How Fake Zoom Updates Steal Your Data with Teramind Spyware

How Fake Zoom Updates Steal Your Data with Teramind Spyware

How Fake Zoom Updates Steal Your Data with Teramind Spyware

Malicious actors are exploiting trust in video conferencing tools to deploy surveillance software. A recent campaign used a convincing fake Zoom waiting room to silently install Teramind monitoring software on Windows machines.

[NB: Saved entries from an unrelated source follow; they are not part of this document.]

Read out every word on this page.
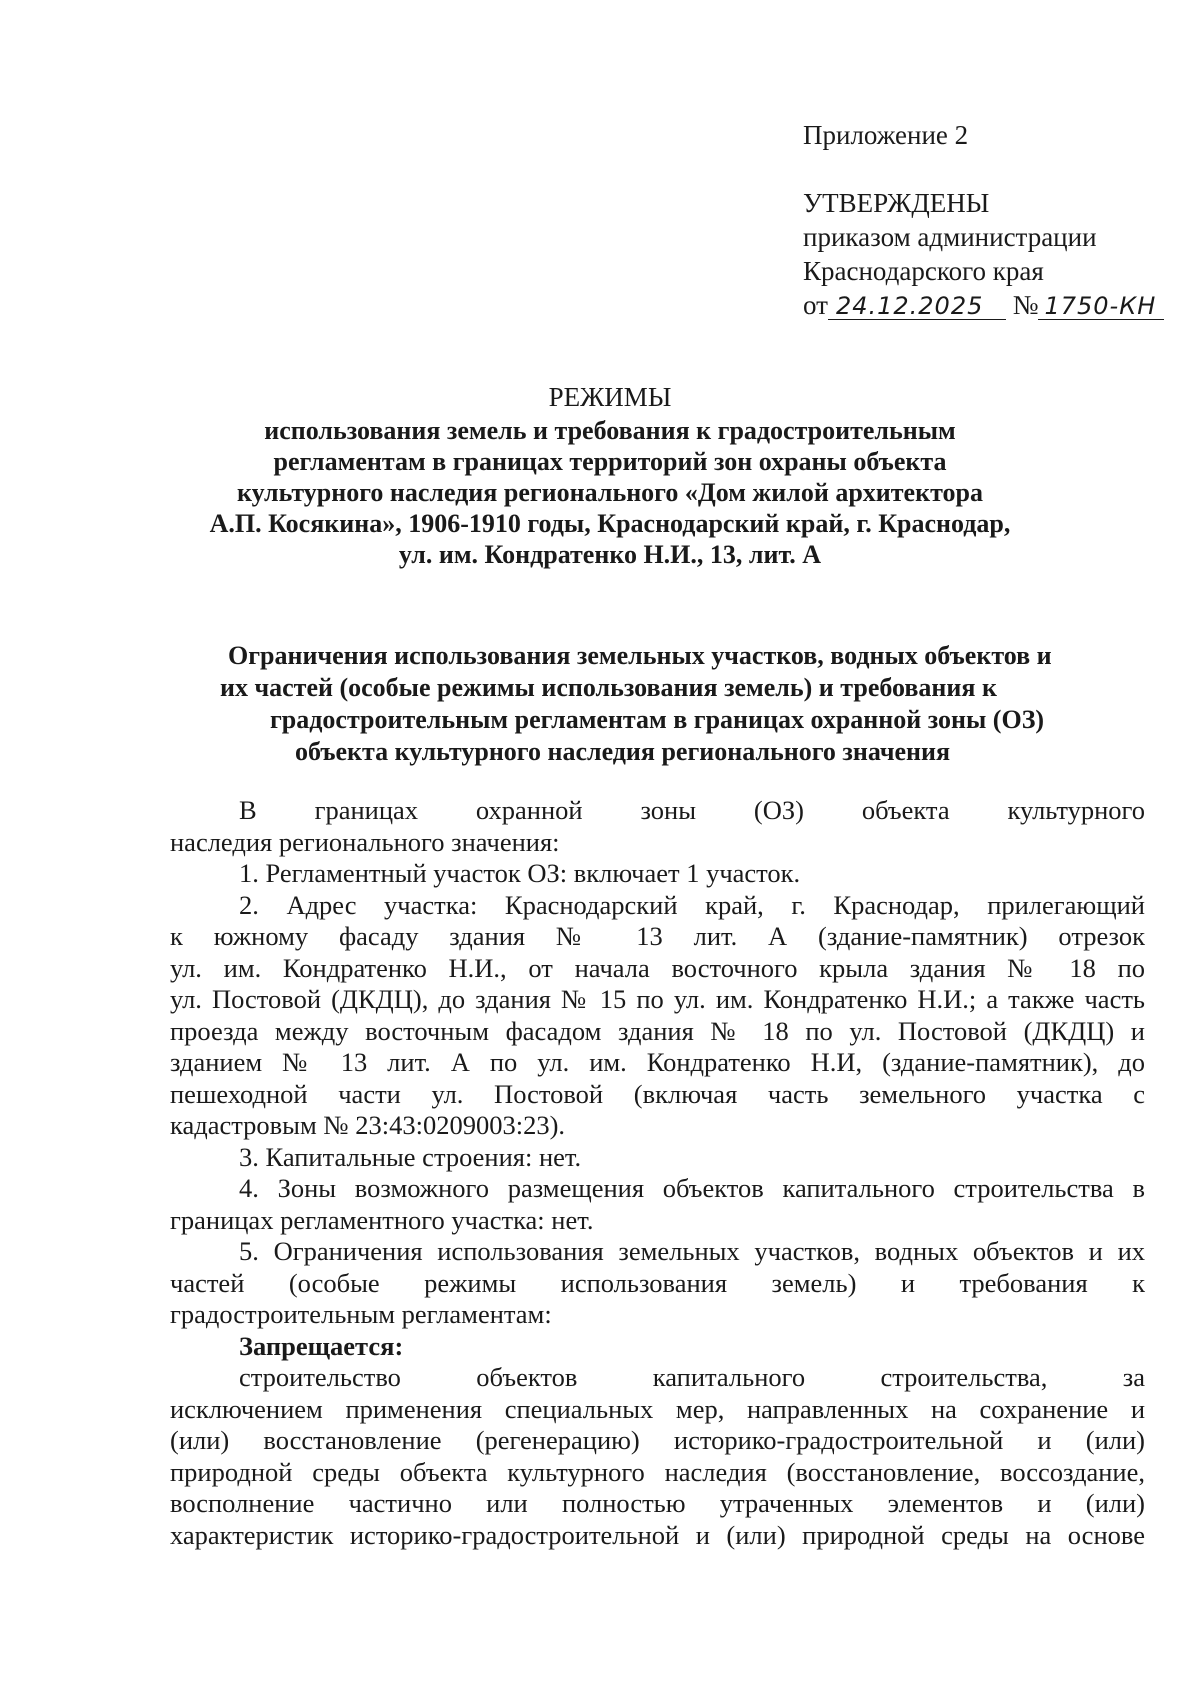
Приложение 2
УТВЕРЖДЕНЫ
приказом администрации
Краснодарского края
от 24.12.2025 № 1750-КН
РЕЖИМЫ
использования земель и требования к градостроительным
регламентам в границах территорий зон охраны объекта
культурного наследия регионального «Дом жилой архитектора
А.П. Косякина», 1906-1910 годы, Краснодарский край, г. Краснодар,
ул. им. Кондратенко Н.И., 13, лит. А
Ограничения использования земельных участков, водных объектов и
их частей (особые режимы использования земель) и требования к
градостроительным регламентам в границах охранной зоны (ОЗ)
объекта культурного наследия регионального значения
В границах охранной зоны (ОЗ) объекта культурного
наследия регионального значения:
1. Регламентный участок ОЗ: включает 1 участок.
2. Адрес участка: Краснодарский край, г. Краснодар, прилегающий
к южному фасаду здания № 13 лит. А (здание-памятник) отрезок
ул. им. Кондратенко Н.И., от начала восточного крыла здания № 18 по
ул. Постовой (ДКДЦ), до здания № 15 по ул. им. Кондратенко Н.И.; а также часть
проезда между восточным фасадом здания № 18 по ул. Постовой (ДКДЦ) и
зданием № 13 лит. А по ул. им. Кондратенко Н.И, (здание-памятник), до
пешеходной части ул. Постовой (включая часть земельного участка с
кадастровым № 23:43:0209003:23).
3. Капитальные строения: нет.
4. Зоны возможного размещения объектов капитального строительства в
границах регламентного участка: нет.
5. Ограничения использования земельных участков, водных объектов и их
частей (особые режимы использования земель) и требования к
градостроительным регламентам:
Запрещается:
строительство объектов капитального строительства, за
исключением применения специальных мер, направленных на сохранение и
(или) восстановление (регенерацию) историко-градостроительной и (или)
природной среды объекта культурного наследия (восстановление, воссоздание,
восполнение частично или полностью утраченных элементов и (или)
характеристик историко-градостроительной и (или) природной среды на основе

Despite takedowns, attackers have expanded their tactics to impersonate Google Meet, using identical payloads with new infrastructure.

Technical Breakdown of the Fake Zoom Update Campaign

Zoom Variant Takedown and Google Meet Expansion

The original fake Zoom campaign at uswebzoomus[.]com was suspended after community reporting. However, attackers quickly pivoted to a Google Meet variant at googlemeetinterview[.]click, using the same malicious installer but with a different domain and server infrastructure.

How the Malicious Installer Works

  • Both variants use a byte-for-byte identical MSI file (MD5: AD0A22E393E9289DEAC0D8D95D8118B5).
  • The installer extracts a 40-character instance ID from its filename to configure the Teramind agent.
  • A .NET custom action in the MSI dynamically sets the TMINSTANCE property during installation.

Infrastructure and Evasion Tactics

Server and Domain Differences

The Zoom variant used Apache/2.4.58 on Ubuntu, while the Google Meet variant runs on LiteSpeed servers. This infrastructure switch suggests attackers anticipated takedowns and pre-positioned fallback domains.

Installation Behavior Analysis

During live detonation, the installer performs four critical actions:

  1. ReadPropertiesFromMsiName: Parses the filename for the instance ID.
  2. CheckAgent: Verifies if Teramind is already installed.
  3. ValidateParams: Confirms configuration parameters.
  4. CheckHosts: Attempts to connect to rt.teramind.co—installation fails if this check fails.

Why This Matters for Users

The campaign exploits legitimate enterprise software for surveillance. Teramind itself has disavowed any involvement, emphasizing that its tools are designed for authorized use. However, attackers abuse the software’s configuration mechanism to create unique instances for each victim.

Protection Strategies

  • Verify software downloads only from official sources.
  • Monitor network traffic for unexpected connections to rt.teramind.co.
  • Use endpoint detection tools to flag suspicious MSI installations.